Sen. Hawley may also be correct that teen boys are watching porn to deal with feelings of insecurity and marginalization. But it’s absurd to say that it’s because they feel like masculinity has been devalued. More likely, the opposite is true. Porn thrives because boys have been socialized — under patriarchy — to equate misogynist sexual domination with status and power. It’s a way to make themselves feel more assertive. They turn to fantasy to act out a more individualistic identity; it’s playing make-believe to fortify a sense of self. Porn helps boys compensate for the feelings of inferiority which are a well-documented and endemic characteristic of “precarious manhood.” That’s the term experts use to describe how men constantly need to prove their masculine status. As Liz Plank writes in her book, For the Love of Men: A New Vision of Mindful Masculinity, “Masculinity is procured through ritualized and often-public social behaviors.” And one defining characteristic of American manhood is that, for individuals, it’s always threatened.Porn helps boys compensate for the feelings of inferiority which are a well-documented and endemic characteristic of “precarious manhood.”
The use of both porn and video games has nothing to do with the proliferation of progressive gender theory or the supposed devaluation of masculinity.

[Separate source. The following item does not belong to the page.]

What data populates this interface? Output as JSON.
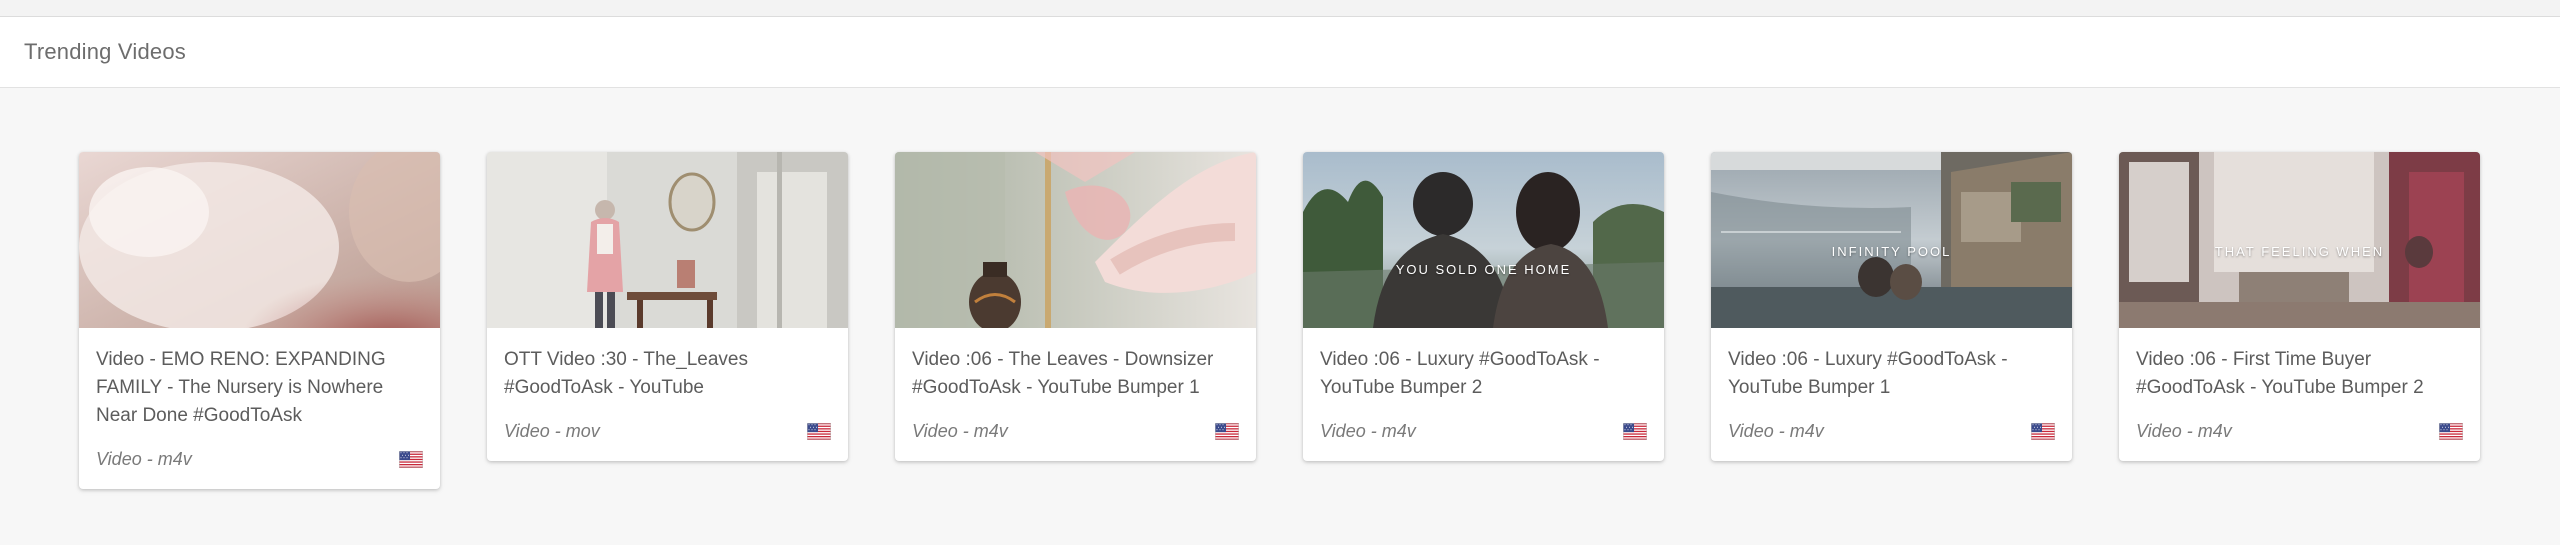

Instead, these are well-worn instruments of patriarchal socialization. Just like the old Iron John concern that manhood has lost its mojo, commodified sex and brutal competition are not new. They are products created by and for a culture that values — rather than devalues — patriarchal manhood. These are not the symptoms of masculine decline, but rather indications that American manhood remains entrenched.